Schlee in her opening remarks, stated that since the SGA is so young, it is important to maintain diplomatic elections. She explained that a student could receive just a few votes in the write-in section from a pool of friends or as a joke, and consequently garner enough votes to be nominated to an SGA position.
“I by no means want to impair that portion of our election,” Schlee clarified, “but I believe that we really need to develop this threshold for write-in candidates so that we can make sure that a senator is elected by a more representative group of the electorate.”
The bill was amended to reflect stylistic changes, and then debated, with multiple senators citing that the likelihood of one person being selected as a joke would be very low.

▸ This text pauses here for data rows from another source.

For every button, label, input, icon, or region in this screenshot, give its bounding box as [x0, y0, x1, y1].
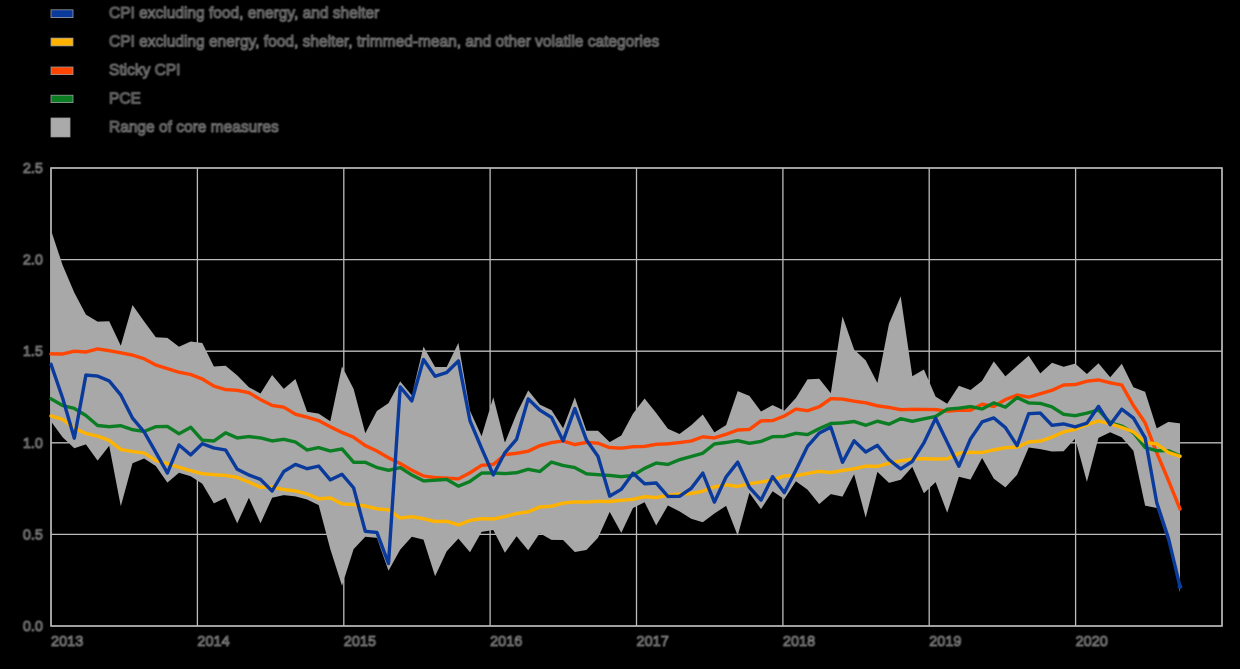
svg-text:Sticky CPI: Sticky CPI: [109, 62, 180, 79]
svg-text:2013: 2013: [51, 634, 83, 650]
svg-text:2018: 2018: [783, 634, 815, 650]
svg-text:2014: 2014: [197, 634, 229, 650]
svg-text:2015: 2015: [344, 634, 376, 650]
svg-text:CPI excluding energy, food, sh: CPI excluding energy, food, shelter, tri…: [109, 33, 660, 50]
svg-text:0.0: 0.0: [23, 619, 43, 635]
svg-text:0.5: 0.5: [23, 527, 43, 543]
svg-text:2020: 2020: [1076, 634, 1108, 650]
svg-text:PCE: PCE: [109, 90, 141, 107]
svg-text:1.5: 1.5: [23, 344, 43, 360]
svg-text:2.0: 2.0: [23, 253, 43, 269]
svg-text:Range of core measures: Range of core measures: [109, 119, 279, 136]
svg-text:2016: 2016: [490, 634, 522, 650]
svg-text:CPI excluding food, energy, an: CPI excluding food, energy, and shelter: [109, 5, 379, 22]
svg-text:2017: 2017: [637, 634, 669, 650]
svg-text:1.0: 1.0: [23, 436, 43, 452]
svg-text:2019: 2019: [929, 634, 961, 650]
svg-text:2.5: 2.5: [23, 161, 43, 177]
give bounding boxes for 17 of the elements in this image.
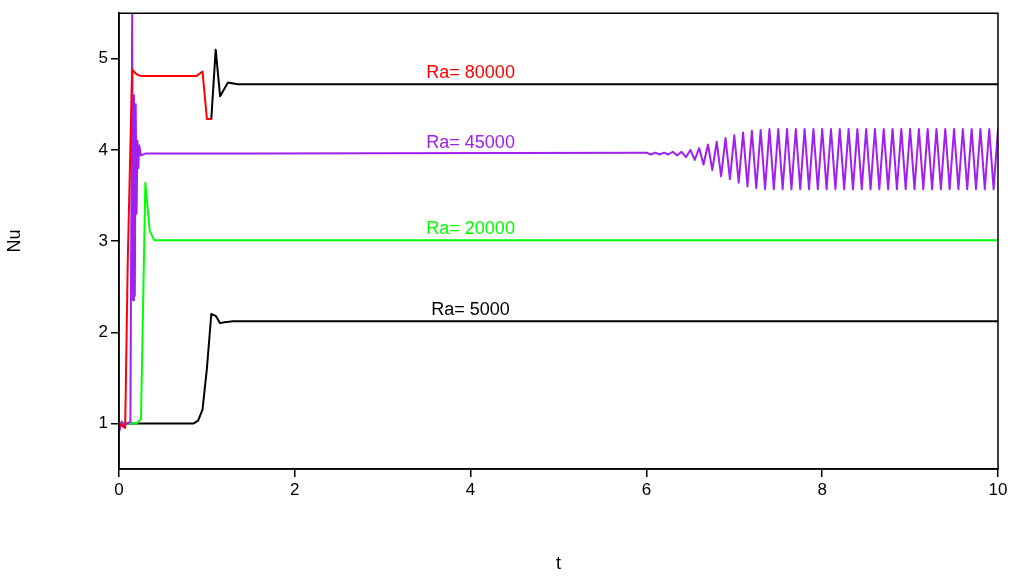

Sijgers stated that having a percentage threshold would require gaining access to voting data, which currently is nearly impossible for SGA officials to obtain, and that the point of a write-in vote would be to give the last-minute option to those who would wish to seek a position within SGA. Schlee responded, stating that a write-in candidate with serious intentions would do all that they could to garner a number of votes similar to the 5% mentioned within the bill. She also explained that a write-in candidate, if elected, does not have to go through the vigorous process of being approved by the Dean of Students, and that her bill would eliminate this disparity between write-in candidates and approved candidates.
Bracey inquired into the circumstances that prompted the bill’s creation. Schlee responded by informing that the bill was formed in response to previous miscommunication on write-in campaigns and filling vacancies, specifically citing vacancies in the middle of the 2019-2020 academic year.
The bill was tabled until the Senate would next reconvene. The next Senate meeting will be held on October 19 over Zoom.